Easy Ham, Bell Pepper Potato Bake - cooking recipe

Ingredients
    1 (10 ounce) can cream of potato soup, undiluted
    1 cup sour cream
    1/2 cup melted butter
    1 tablespoon paprika
    1/2 teaspoon garlic powder (can use more)
    1 (1 kg) bag country-style frozen hash browns
    1 green bell pepper, seeded and chopped
    1 red bell pepper, seeded and chopped
    1 large onion, finely chopped
    2 green onions, finely chopped
    1 small jalapeno pepper, seeded and finely chopped
    1 1/2 cups chopped cooked ham
    seasoning salt
    black pepper (or use white salt)
    1/2 cup grated parmesan cheese (can use more)

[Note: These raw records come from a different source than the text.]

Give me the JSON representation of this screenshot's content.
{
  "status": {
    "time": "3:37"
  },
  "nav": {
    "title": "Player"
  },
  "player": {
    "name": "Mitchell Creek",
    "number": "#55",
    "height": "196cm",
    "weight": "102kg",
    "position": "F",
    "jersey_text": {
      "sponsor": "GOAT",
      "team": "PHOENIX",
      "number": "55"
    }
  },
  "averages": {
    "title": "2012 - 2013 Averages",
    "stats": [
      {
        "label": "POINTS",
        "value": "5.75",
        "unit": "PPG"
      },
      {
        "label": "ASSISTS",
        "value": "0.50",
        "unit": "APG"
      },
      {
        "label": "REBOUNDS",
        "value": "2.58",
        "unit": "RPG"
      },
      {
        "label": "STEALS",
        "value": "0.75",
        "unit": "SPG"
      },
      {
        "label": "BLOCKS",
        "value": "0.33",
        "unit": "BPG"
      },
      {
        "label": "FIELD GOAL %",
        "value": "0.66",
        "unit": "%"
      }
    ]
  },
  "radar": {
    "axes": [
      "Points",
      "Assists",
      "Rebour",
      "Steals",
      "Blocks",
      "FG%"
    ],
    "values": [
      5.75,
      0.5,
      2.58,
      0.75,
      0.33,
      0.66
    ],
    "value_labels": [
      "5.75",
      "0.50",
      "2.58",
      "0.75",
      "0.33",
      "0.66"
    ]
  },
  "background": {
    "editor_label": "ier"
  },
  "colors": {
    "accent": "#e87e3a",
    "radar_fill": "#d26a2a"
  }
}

    2 1/2 cups grated old cheddar cheese, divided
Preparation
    Set oven to 375 degrees.
    Set oven rack to second-lowest position.
    Grease a 13 x 9-inch baking.
    In a very large bowl combine the soup with sour cream, melted butter, paprika and garlic powder; mix well to combine (the mixture will be lumpy).
    Stir in the frozen hash browns until completely combined.
    Add in all remeining ingredients with ONLY 1-1/2 cups grated cheddar cheese; mix well to combine (the mixture will be very thick!).
    Season with seasoned salt and black pepper to taste.
    Spoon into prepared casserole dish.
    Sprinkle with parmesan cheese.
    Cover tightly with foil and bake for about 1 hour.
    Remove foil and sprinkle with about 1 cup grated cheddar cheese (can use more) return to oven and bake for another 15-20 more minutes.